I am speaking here today as an Irish citizen who is not about to wave my passport in front of the committee, and what I pick up is a sense that, to be candid, the passport I have does not seem to hold any sort of inferior status because I was born in Derry and now live and work in Belfast. There is a sense in which that really matters for Irish citizens, however, I pick up an odd mood in the Irish State and Government about recognising the fact that there is a broader context in the North. There is a broader human rights framework, but there are also Irish citizens in the North who are not in a very good place and who feel fundamentally disrespected in terms of some of the things we have been talking about this afternoon. The Irish Government seems to be remarkably anxious about upholding the rights of some of its own citizens who live in the North of this island. If there is one thing the Irish Government should do, it is to lose that anxiety and caution about defending, acknowledging, and recognising the rights of Irish citizens in the North of this island in the context of the broader human rights and equality framework we talked about this afternoon.

My final point in relation to that is very clear.

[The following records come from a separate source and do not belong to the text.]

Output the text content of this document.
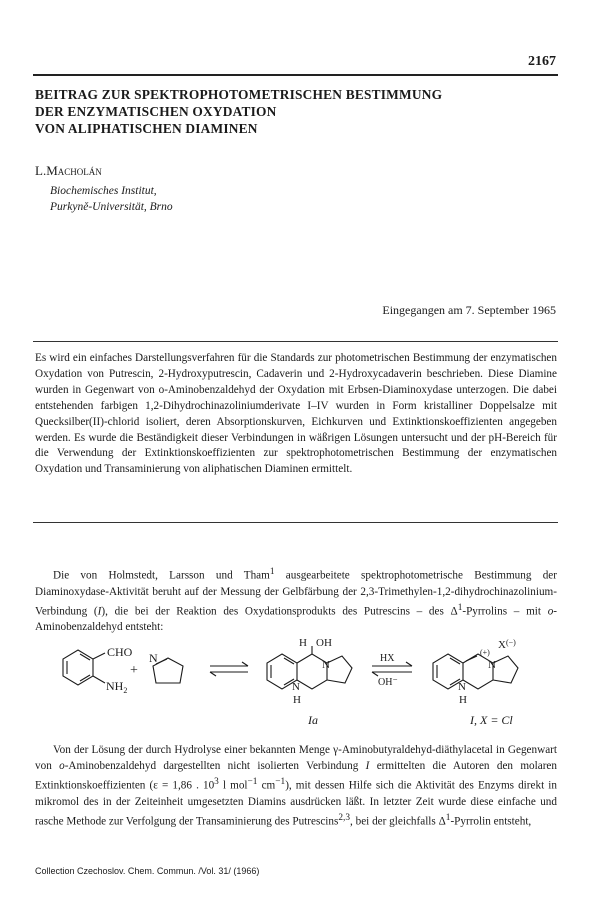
2167
BEITRAG ZUR SPEKTROPHOTOMETRISCHEN BESTIMMUNG
DER ENZYMATISCHEN OXYDATION
VON ALIPHATISCHEN DIAMINEN
L.Macholán
Biochemisches Institut,
Purkyně-Universität, Brno
Eingegangen am 7. September 1965
Es wird ein einfaches Darstellungsverfahren für die Standards zur photometrischen Bestimmung der enzymatischen Oxydation von Putrescin, 2-Hydroxyputrescin, Cadaverin und 2-Hydroxycadaverin beschrieben. Diese Diamine wurden in Gegenwart von o-Aminobenzaldehyd der Oxydation mit Erbsen-Diaminoxydase unterzogen. Die dabei entstehenden farbigen 1,2-Dihydrochinazoliniumderivate I–IV wurden in Form kristalliner Doppelsalze mit Quecksilber(II)-chlorid isoliert, deren Absorptionskurven, Eichkurven und Extinktionskoeffizienten angegeben werden. Es wurde die Beständigkeit dieser Verbindungen in wäßrigen Lösungen untersucht und der pH-Bereich für die Verwendung der Extinktionskoeffizienten zur spektrophotometrischen Bestimmung der enzymatischen Oxydation und Transaminierung von aliphatischen Diaminen ermittelt.
Die von Holmstedt, Larsson und Tham$^1$ ausgearbeitete spektrophotometrische Bestimmung der Diaminoxydase-Aktivität beruht auf der Messung der Gelbfärbung der 2,3-Trimethylen-1,2-dihydrochinazolinium-Verbindung (I), die bei der Reaktion des Oxydationsprodukts des Putrescins – des $\Delta^1$-Pyrrolins – mit o-Aminobenzaldehyd entsteht:
CHO
$NH_2$
+
N
H OH
N
N
H
HX
OH⁻
N
(+)
X(−)
N
H
Ia	I, X = Cl
Von der Lösung der durch Hydrolyse einer bekannten Menge γ-Aminobutyraldehyd-diäthylacetal in Gegenwart von o-Aminobenzaldehyd dargestellten nicht isolierten Verbindung I ermittelten die Autoren den molaren Extinktionskoeffizienten (ε = 1,86 . $10^3$ l mol$^{-1}$ $cm^{-1}$), mit dessen Hilfe sich die Aktivität des Enzyms direkt in mikromol des in der Zeiteinheit umgesetzten Diamins ausdrücken läßt. In letzter Zeit wurde diese einfache und rasche Methode zur Verfolgung der Transaminierung des Putrescins$^{2,3}$, bei der gleichfalls $\Delta^1$-Pyrrolin entsteht,
Collection Czechoslov. Chem. Commun. /Vol. 31/ (1966)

I accept, acknowledge and commend the work the Irish Government has done thus far in these negotiations, but if there are things it can do in relation to, for example, voting rights and the democratic deficit that we have just heard about, then why not go ahead and do it, and make some of these verbalised commitments meaningful in practice so that democratic deficit is addressed, and those voting rights are respected. I have talked about the broader human rights framework, and speaking personally as an Irish citizen and a European citizen, I think that Irish citizens in the North have had enough. They want to see an Irish Government that confidently speaks up for the rights of everyone in the North, that recognises that the Irish citizens who live in the North do not have a second-class version of Irish citizenship, and to see that reflected in Irish Government, law, policy, and practice. I thank the Chairman.